Natapos na ’yung period of negotiation, na-stall na because ayaw nila ’yung terms and conditions na inapprove ng NEDA Board, and they want to change it,” he said.

Mr. Reinoso has said there was an 80-day negotiation period after the NEDA Board’s approval of the project in November last year.

BusinessWorld reached out to NEDA officials but they declined to comment.

In February, Mr. Reinoso said the government and NAIA consortium would have to renegotiate certain parts of the draft concession agreement. These include the plan to lay off airport workers, the use of a bus rapid transit (BRT) system to transport passengers within the airport complex and real property tax payments.

Mr. Reinoso said the consortium had suggested that the Manila International Airport Authority (MIAA), which is the primary grantor, shoulder part of the tax payments.
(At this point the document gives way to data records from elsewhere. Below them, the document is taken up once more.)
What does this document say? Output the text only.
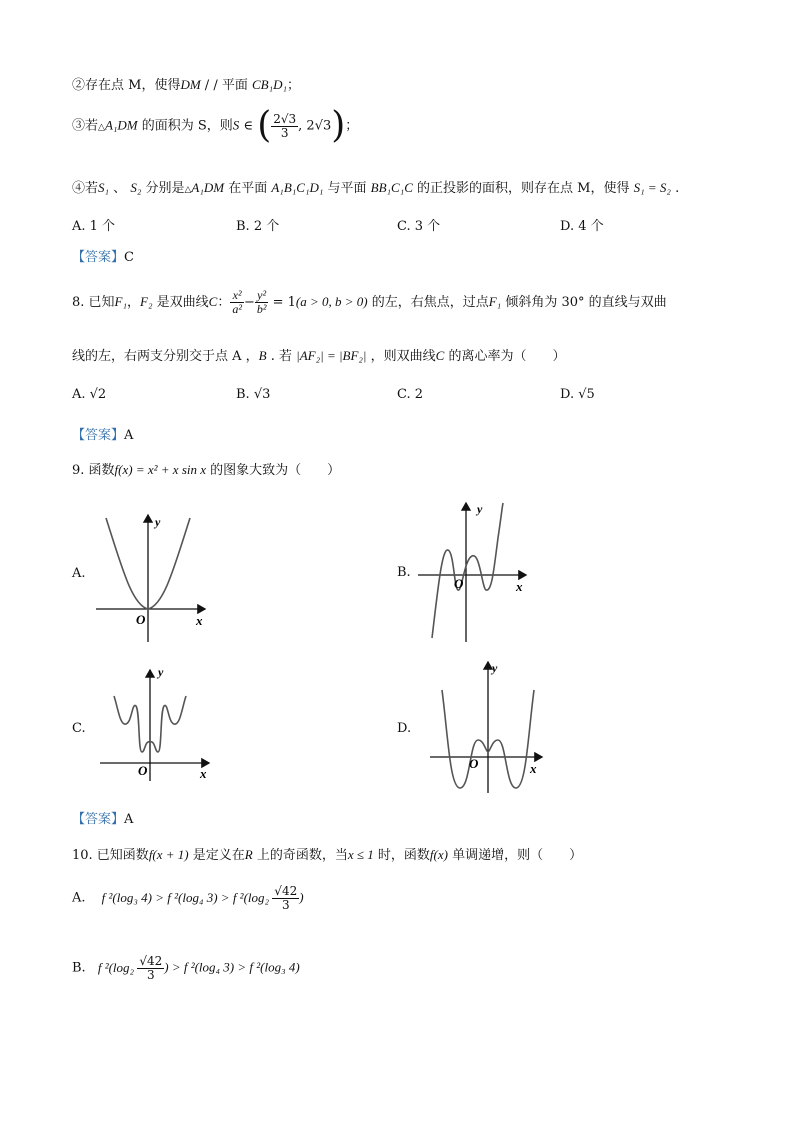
②存在点 M，使得DM / / 平面 CB₁D₁；
③若△A₁DM 的面积为 S，则S ∈ ( $\frac{2√3}{3}$ , 2√3)；
④若S₁ 、 S₂ 分别是△A₁DM 在平面 A₁B₁C₁D₁ 与平面 BB₁C₁C 的正投影的面积，则存在点 M，使得 S₁ = S₂ .
A. 1 个	B. 2 个	C. 3 个	D. 4 个
【答案】C
8. 已知F₁，F₂ 是双曲线C： $\frac{\text{x²}}{\text{a²}} - \frac{\text{y²}}{\text{b²}} = 1(a > 0$, b > 0) 的左，右焦点，过点F₁ 倾斜角为 30° 的直线与双曲
线的左，右两支分别交于点 A ，B . 若 |AF₂| = |BF₂| ，则双曲线C 的离心率为（　　）
A. √2	B. √3	C. 2	D. √5
【答案】A
9. 函数f(x) = x² + x sin x 的图象大致为（　　）
A.	B.
C.	D.
y
x
O
y
x
O
y
x
O
y
x
O
【答案】A
10. 已知函数f(x + 1) 是定义在R 上的奇函数，当x ≤ 1 时，函数f(x) 单调递增，则（　　）
A. f ²(log₃ 4) > f ²(log₄ 3) > f $^2(\log_2 \frac{√42}{3}$ )
B. f $^2(\log_2 \frac{√42}{3}$ ) > f ²(log₄ 3) > f ²(log₃ 4)
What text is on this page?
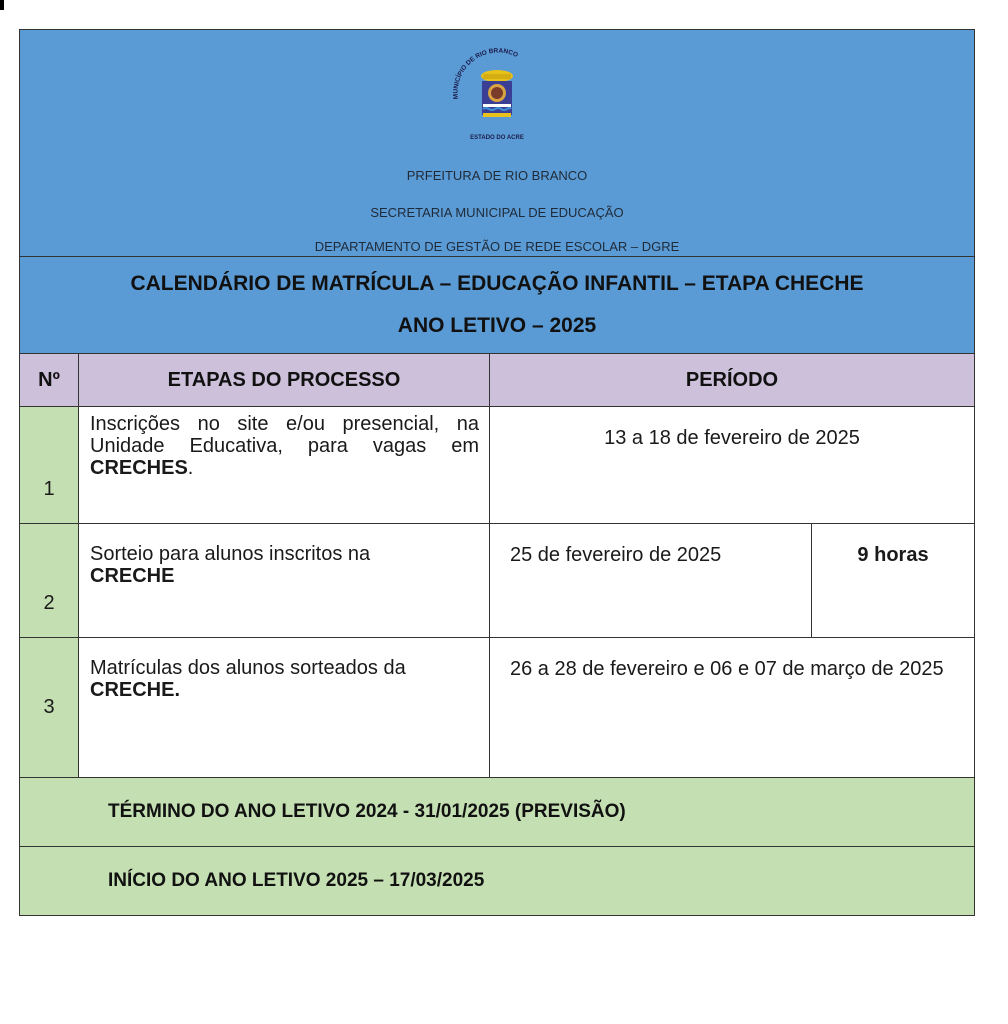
MUNICÍPIO DE RIO BRANCO
ESTADO DO ACRE
PRFEITURA DE RIO BRANCO
SECRETARIA MUNICIPAL DE EDUCAÇÃO
DEPARTAMENTO DE GESTÃO DE REDE ESCOLAR – DGRE			

CALENDÁRIO DE MATRÍCULA – EDUCAÇÃO INFANTIL – ETAPA CHECHE
ANO LETIVO – 2025			

Nº	ETAPAS DO PROCESSO	PERÍODO	

1	Inscrições no site e/ou presencial, na Unidade Educativa, para vagas em CRECHES.	13 a 18 de fevereiro de 2025	

2	Sorteio para alunos inscritos na
CRECHE	25 de fevereiro de 2025	9 horas

3	Matrículas dos alunos sorteados da
CRECHE.	26 a 28 de fevereiro e 06 e 07 de março de 2025	
TÉRMINO DO ANO LETIVO 2024 - 31/01/2025 (PREVISÃO)			
INÍCIO DO ANO LETIVO 2025 – 17/03/2025			
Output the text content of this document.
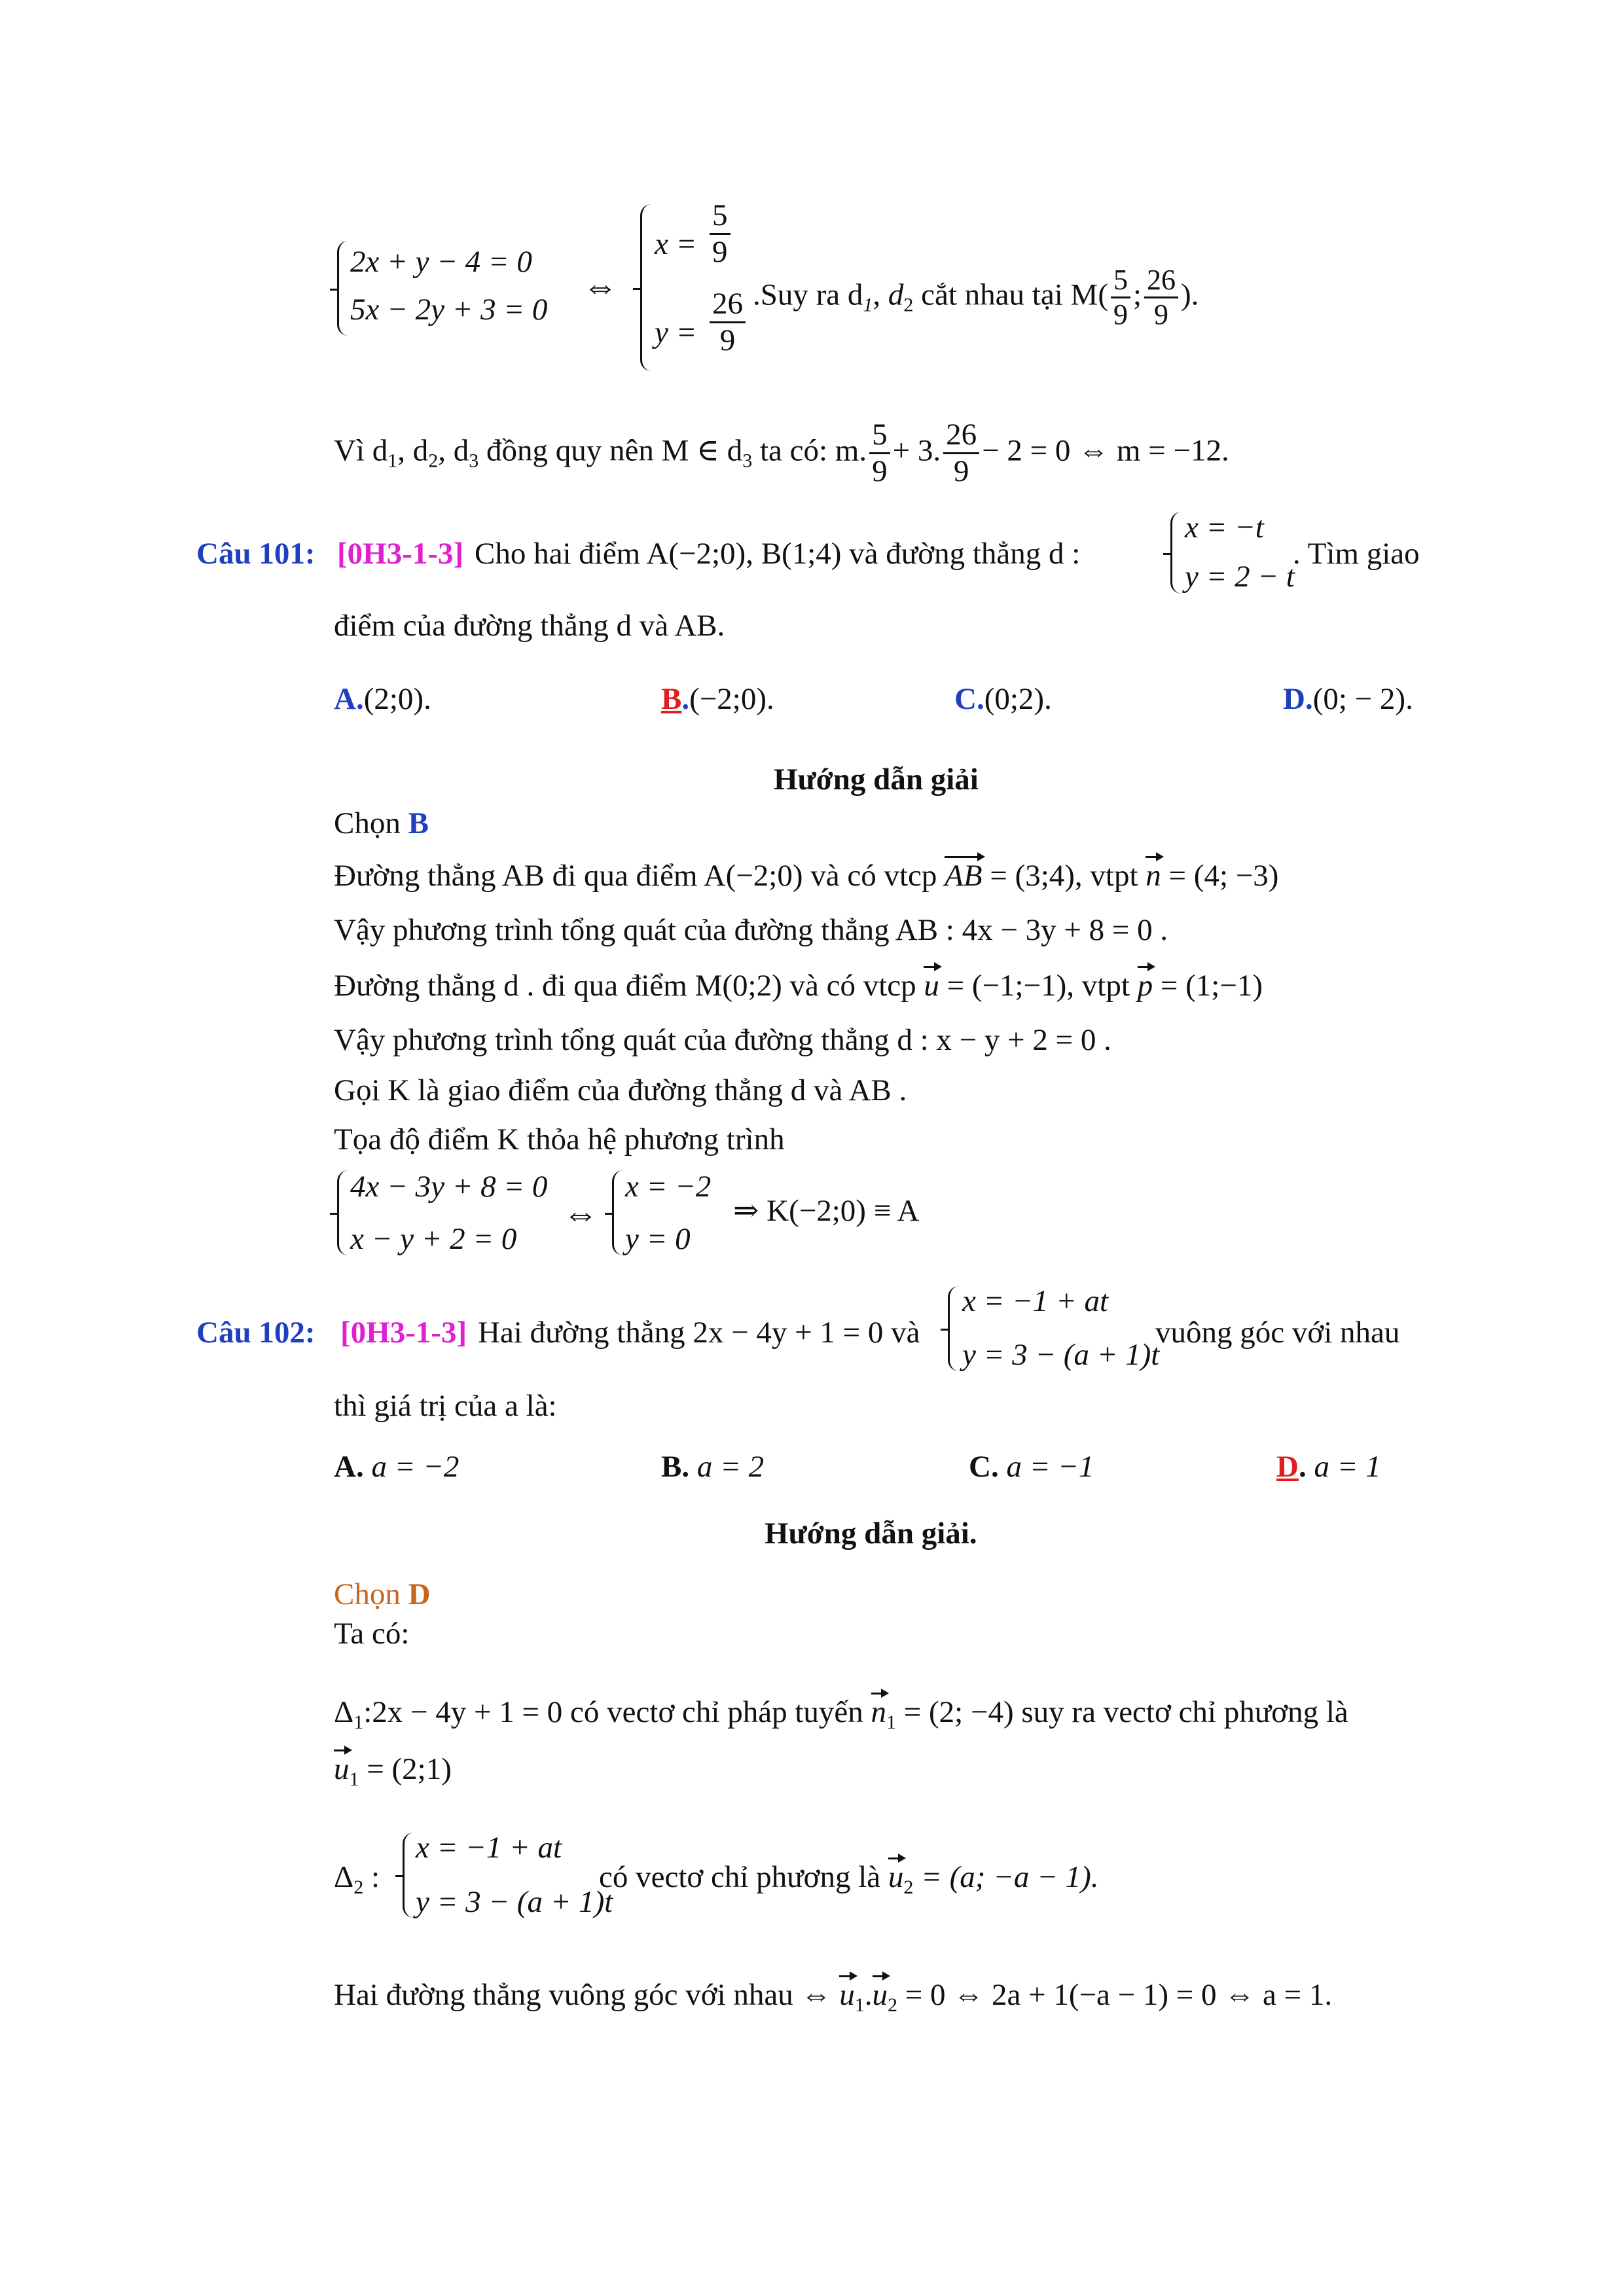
2x + y − 4 = 0
5x − 2y + 3 = 0
⇔
$x = \frac{5}{9}$
$y = \frac{26}{9} .Suy$ ra $d_1$, $d_2$ cắt nhau tại $M( \frac{5}{9}$ ; $\frac{26}{9}$ ).
Vì $d_1$, $d_2$, $d_3$ đồng quy nên M ∈ $d_3$ ta có: m. $\frac{5}{9} + 3$. $\frac{26}{9} - 2 = 0$ ⇔ m = −12.
Câu 101: [0H3-1-3] Cho hai điểm A(−2;0), B(1;4) và đường thẳng d :
x = −t
y = 2 − t
. Tìm giao
điểm của đường thẳng d và AB.
A.(2;0).	B.(−2;0).	C.(0;2).	D.(0; − 2).
Hướng dẫn giải
Chọn B
Đường thẳng AB đi qua điểm A(−2;0) và có vtcp AB = (3;4), vtpt n = (4; −3)
Vậy phương trình tổng quát của đường thẳng AB : 4x − 3y + 8 = 0 .
Đường thẳng d . đi qua điểm M(0;2) và có vtcp u = (−1;−1), vtpt p = (1;−1)
Vậy phương trình tổng quát của đường thẳng d : x − y + 2 = 0 .
Gọi K là giao điểm của đường thẳng d và AB .
Tọa độ điểm K thỏa hệ phương trình
4x − 3y + 8 = 0
x − y + 2 = 0
⇔
x = −2
y = 0
⇒ K(−2;0) ≡ A
Câu 102: [0H3-1-3] Hai đường thẳng 2x − 4y + 1 = 0 và
x = −1 + at
y = 3 − (a + 1)t
vuông góc với nhau
thì giá trị của a là:
A. a = −2	B. a = 2	C. a = −1	D. a = 1
Hướng dẫn giải.
Chọn D
Ta có:
$\Delta_1:2x - 4y + 1 = 0$ có vectơ chỉ pháp tuyến $n_1 = (2$; −4) suy ra vectơ chỉ phương là
$u_1$ = (2;1)
$\Delta_2$ :
x = −1 + at
y = 3 − (a + 1)t
có vectơ chỉ phương là $u_2 = (a$; −a − 1).
Hai đường thẳng vuông góc với nhau ⇔ $u_1.u_2 = 0$ ⇔ 2a + 1(−a − 1) = 0 ⇔ a = 1.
Metro Pacific Investments Corp. was originally part of the consortium, but it withdrew from the project in March due in part to the unresolved issue of tax payments.

The rehabilitation of the NAIA, whose main terminal opened in 1981, is expected to increase its capacity to 47 million passengers a year in the first two years and further expand this to 65 million passengers after four years.

The NAIA, which has four terminals, has been operating beyond its 30.5 million annual passenger capacity. It recorded 45.3 million passengers in 2018.